25. November 2022

45 Jahre Bürgerrechtsarbeit deutscher Sinti und Roma

Das Unrecht, das den Sinti und Roma im Nationalsozialismus zugefügt wurde, ist erst sehr spät, also in den 1980er Jahren anerkannt worden. Viele Menschen wissen auch heute noch nicht, dass viele Sinti und Roma Europas im deutschen Nationalsozialismus ermordet wurden.

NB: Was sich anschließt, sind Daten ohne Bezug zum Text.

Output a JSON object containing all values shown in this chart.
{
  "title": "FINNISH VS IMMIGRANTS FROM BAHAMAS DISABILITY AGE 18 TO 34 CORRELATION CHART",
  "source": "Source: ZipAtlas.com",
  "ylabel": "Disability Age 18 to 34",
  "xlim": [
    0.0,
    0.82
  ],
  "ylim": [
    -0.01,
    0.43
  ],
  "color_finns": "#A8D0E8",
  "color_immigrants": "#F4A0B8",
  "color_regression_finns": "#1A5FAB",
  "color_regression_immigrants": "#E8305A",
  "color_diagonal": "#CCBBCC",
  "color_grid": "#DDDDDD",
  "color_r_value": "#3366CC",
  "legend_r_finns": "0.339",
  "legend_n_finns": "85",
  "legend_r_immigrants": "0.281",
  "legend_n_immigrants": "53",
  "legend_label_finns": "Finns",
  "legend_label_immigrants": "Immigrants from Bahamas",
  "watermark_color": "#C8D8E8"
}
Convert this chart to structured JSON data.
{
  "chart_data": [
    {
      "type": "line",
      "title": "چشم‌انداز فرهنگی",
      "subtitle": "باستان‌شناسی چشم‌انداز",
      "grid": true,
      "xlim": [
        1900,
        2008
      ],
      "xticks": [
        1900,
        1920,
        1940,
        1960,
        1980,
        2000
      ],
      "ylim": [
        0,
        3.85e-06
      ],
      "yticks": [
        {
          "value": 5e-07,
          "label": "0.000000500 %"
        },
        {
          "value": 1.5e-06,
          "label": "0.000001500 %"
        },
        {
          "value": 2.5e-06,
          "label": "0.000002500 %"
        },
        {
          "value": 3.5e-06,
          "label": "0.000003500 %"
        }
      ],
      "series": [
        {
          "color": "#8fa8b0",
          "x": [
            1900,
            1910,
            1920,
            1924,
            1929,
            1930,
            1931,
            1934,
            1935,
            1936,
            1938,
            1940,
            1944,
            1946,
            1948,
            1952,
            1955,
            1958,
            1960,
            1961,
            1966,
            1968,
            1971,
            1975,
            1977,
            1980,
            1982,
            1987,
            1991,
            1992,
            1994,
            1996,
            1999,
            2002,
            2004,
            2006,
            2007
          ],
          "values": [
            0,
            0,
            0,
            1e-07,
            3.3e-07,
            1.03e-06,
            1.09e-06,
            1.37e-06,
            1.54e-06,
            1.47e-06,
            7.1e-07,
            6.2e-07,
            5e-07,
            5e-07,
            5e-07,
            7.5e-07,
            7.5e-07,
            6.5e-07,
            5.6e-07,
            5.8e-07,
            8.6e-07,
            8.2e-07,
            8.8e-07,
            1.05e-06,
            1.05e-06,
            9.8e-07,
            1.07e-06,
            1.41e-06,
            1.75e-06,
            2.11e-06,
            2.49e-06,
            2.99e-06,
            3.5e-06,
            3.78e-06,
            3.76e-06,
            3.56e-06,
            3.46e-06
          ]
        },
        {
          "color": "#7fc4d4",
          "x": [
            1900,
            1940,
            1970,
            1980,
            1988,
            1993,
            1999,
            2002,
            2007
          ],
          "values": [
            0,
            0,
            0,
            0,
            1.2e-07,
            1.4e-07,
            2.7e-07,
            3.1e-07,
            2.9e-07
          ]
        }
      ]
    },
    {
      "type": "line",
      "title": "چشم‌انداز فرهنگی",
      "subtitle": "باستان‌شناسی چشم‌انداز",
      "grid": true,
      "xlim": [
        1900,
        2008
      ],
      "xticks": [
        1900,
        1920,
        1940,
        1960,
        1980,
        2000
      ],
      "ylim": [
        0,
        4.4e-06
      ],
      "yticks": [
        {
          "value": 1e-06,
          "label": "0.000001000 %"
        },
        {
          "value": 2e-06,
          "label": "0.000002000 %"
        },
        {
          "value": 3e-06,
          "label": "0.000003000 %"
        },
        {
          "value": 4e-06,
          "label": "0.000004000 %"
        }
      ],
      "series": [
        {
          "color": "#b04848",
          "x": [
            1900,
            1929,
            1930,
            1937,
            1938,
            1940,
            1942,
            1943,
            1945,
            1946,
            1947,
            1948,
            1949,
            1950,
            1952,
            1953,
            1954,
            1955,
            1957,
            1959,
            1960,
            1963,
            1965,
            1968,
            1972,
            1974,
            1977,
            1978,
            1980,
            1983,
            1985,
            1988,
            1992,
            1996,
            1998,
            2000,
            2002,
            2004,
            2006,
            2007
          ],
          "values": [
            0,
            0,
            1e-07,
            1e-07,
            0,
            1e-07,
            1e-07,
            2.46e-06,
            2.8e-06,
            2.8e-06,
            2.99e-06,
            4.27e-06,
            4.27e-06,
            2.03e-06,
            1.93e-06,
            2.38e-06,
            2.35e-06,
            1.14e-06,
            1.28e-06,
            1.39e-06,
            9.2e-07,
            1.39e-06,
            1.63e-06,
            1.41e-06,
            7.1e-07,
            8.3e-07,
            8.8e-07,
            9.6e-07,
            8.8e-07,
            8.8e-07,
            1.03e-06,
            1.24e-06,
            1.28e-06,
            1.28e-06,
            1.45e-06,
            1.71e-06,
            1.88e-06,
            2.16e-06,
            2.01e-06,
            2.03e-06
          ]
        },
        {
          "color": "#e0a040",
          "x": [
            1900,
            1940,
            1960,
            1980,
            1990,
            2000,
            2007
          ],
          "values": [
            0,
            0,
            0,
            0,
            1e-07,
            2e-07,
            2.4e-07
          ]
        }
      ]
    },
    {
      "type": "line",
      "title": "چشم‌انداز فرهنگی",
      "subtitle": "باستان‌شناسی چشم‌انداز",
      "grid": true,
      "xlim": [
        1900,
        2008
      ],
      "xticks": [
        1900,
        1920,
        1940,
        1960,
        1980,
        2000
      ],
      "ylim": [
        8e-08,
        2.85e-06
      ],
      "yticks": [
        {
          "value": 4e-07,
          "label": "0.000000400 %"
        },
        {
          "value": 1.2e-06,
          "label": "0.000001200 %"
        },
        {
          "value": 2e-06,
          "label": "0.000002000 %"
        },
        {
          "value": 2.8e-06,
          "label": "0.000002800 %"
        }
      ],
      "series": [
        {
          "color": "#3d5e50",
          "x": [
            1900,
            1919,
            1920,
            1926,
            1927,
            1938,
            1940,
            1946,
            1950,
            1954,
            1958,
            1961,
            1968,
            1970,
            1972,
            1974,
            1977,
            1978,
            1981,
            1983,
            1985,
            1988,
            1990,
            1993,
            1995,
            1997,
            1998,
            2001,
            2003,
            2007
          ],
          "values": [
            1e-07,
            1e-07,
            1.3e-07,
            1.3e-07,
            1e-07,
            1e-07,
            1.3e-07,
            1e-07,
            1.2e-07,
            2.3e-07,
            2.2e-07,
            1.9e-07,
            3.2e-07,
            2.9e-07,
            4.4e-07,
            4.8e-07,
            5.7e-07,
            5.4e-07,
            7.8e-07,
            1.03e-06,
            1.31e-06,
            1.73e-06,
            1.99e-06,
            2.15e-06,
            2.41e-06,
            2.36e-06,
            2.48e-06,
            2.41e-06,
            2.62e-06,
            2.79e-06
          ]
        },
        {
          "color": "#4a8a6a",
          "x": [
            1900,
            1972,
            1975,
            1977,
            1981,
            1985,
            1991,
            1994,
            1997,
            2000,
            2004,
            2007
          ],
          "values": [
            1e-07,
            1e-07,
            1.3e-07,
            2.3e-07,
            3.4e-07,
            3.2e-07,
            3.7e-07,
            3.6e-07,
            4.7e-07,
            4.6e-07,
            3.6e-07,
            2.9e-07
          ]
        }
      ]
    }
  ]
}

Die Vergangenheit zu kennen und an diese zu erinnern ist wichtig, um die Gegenwart zu verstehen und die Zukunft besser zu machen. Die Arbeit der Bürgerrechtsbewegung der Sinti und Roma in Deutschland und ganz Europa macht hierfür eine wichtige Arbeit!

Ich habe mich deswegen sehr gefreut ein Grußwort zur Feier des Sinti Powerclub anlässlich der Ausstellung „45 Jahre Bürgerrechtsarbeit deutscher Sinti und Roma“ sprechen zu dürfen.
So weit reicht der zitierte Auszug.